French tax residents working more than 29 days outside of Luxembourg per year, German residents working more than 19 days per year and Belgian residents working more than 24 days per year, should be partially taxable in their country of residence. In ‘normal circumstances’ once the annual threshold in the country of residence is exceeded, this part of salary (namely the total number of days worked outside of Luxembourg) should be exempted in Luxembourg.
Discussions are currently ongoing between the Luxembourg government and the governments of border countries with a view to drawing their attention to the aforementioned conventions in the present crisis context.
For Belgium : it has been agreed that days spent in HBW due to Coronavirus will not be counted for the annual threshold of 24 days.
For France: some communications have been shared by politicians from the Grande Region confirming that France will also be flexible regarding HBW during this period. We are however still waiting for an official communication.
For Germany : it is assumed that no decisions have yet been taken.
Generally, employers should also ensure that employees do not exceed the social security threshold of 25% of activity in their country of residence as this would impact which country’s social security would apply. Due to the current exceptional circumstances, some employees may exceed the 25% threshold for this year. The short term increase of the workdays in the country of residence should in principle not be considered and correspondingly should not impact the country to which the employee is affiliated for social security purposes.
The French social security authorities confirmed this analysis and are no longer requesting an A1 certificate to cover this period.
Germany and Belgium : should be flexible but confirmations are still required.
However, if employees are quarantined because they are sick or came back from an infected area or have been in direct contact with a person infected with the coronavirus, they have to produce a medical certificate (French, Belgian and German medical certificates are all accepted) and the CNS will intervene as in cases of sick leave. The employer will advance the salary if the threshold of 77 sick days is not met. Similar to any sick leave, the employer will obtain a refund of 80% of the salary costs advanced directly via relief on the next social contribution invoice from CCSS (Centre Commun de la Sécurité Sociale).
Extraordinary leave for family reasons
Only people who have no other suitable option for childcare should use this exceptional measure. It is eligible to one parent at a time (whether cohabiting or divorced) for children under 13 years old on condition that the child has been affected by the closure of a child care or teaching structure.
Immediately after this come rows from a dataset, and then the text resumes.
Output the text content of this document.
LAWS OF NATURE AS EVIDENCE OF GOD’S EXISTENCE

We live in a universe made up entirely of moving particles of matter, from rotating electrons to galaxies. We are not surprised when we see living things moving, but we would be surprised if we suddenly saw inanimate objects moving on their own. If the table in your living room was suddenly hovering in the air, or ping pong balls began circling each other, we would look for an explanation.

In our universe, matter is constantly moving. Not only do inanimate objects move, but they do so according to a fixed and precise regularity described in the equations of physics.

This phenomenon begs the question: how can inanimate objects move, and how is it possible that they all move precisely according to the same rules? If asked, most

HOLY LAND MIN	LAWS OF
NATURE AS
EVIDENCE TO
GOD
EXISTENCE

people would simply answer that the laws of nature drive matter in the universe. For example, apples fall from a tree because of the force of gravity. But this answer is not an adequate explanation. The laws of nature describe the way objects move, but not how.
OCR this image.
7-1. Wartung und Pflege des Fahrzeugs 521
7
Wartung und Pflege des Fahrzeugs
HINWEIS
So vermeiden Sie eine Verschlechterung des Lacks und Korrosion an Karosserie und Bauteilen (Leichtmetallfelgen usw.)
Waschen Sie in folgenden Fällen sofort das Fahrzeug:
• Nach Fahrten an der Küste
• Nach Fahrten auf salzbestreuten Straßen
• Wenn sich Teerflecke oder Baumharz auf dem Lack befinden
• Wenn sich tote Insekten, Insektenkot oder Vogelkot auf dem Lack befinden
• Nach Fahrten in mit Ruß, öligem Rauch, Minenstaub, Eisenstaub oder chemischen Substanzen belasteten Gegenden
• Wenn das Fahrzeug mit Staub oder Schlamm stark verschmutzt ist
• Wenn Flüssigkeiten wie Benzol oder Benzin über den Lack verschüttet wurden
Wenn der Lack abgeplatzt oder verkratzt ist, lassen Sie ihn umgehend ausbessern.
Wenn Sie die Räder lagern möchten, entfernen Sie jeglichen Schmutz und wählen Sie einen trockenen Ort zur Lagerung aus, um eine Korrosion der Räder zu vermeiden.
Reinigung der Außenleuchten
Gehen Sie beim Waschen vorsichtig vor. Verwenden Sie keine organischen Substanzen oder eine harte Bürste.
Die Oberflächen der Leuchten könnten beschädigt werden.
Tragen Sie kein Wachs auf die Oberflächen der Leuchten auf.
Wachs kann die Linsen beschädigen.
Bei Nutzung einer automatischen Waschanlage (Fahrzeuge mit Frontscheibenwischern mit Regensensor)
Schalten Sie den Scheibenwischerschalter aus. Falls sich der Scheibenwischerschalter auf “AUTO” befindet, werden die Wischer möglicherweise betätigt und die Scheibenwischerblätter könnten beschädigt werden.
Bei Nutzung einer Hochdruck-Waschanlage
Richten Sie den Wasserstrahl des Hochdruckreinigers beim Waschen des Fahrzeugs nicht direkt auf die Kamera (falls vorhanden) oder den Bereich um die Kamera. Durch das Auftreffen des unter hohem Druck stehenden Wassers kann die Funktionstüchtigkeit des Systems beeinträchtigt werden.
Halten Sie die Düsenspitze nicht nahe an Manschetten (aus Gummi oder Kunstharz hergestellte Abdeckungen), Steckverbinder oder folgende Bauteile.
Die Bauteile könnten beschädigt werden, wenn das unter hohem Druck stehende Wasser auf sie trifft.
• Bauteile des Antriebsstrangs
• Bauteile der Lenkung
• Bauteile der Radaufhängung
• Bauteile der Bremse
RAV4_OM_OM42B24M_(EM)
The employee may request to benefit from this special leave by advising as quickly as possible his employer, completing and remitting a dedicated form to his employer and the Caisse Nationale de Santé (CNS). There is no need to indicate on the form a date for starting or ending the leave and the leave can be divided as necessary. However, the concerned employees must keep their employer informed about their effective working schedule during the whole special leave.
Thereafter, it is the employer that informs the social security institutions of the specific days.
Additional measures are currently being considered for disabled children and not have not yet been published.
What about pregnant women ?
Teleworking is recommended as a precautionary measure. If this is not possible, the employer can request a dispensation for pregnant women using a dedicated form (in French only). It will be valid on a temporary basis for a period of one month.
Hiring exams and health check-ups with STM and ASTF
They are cancelled and will be rescheduled at a later date.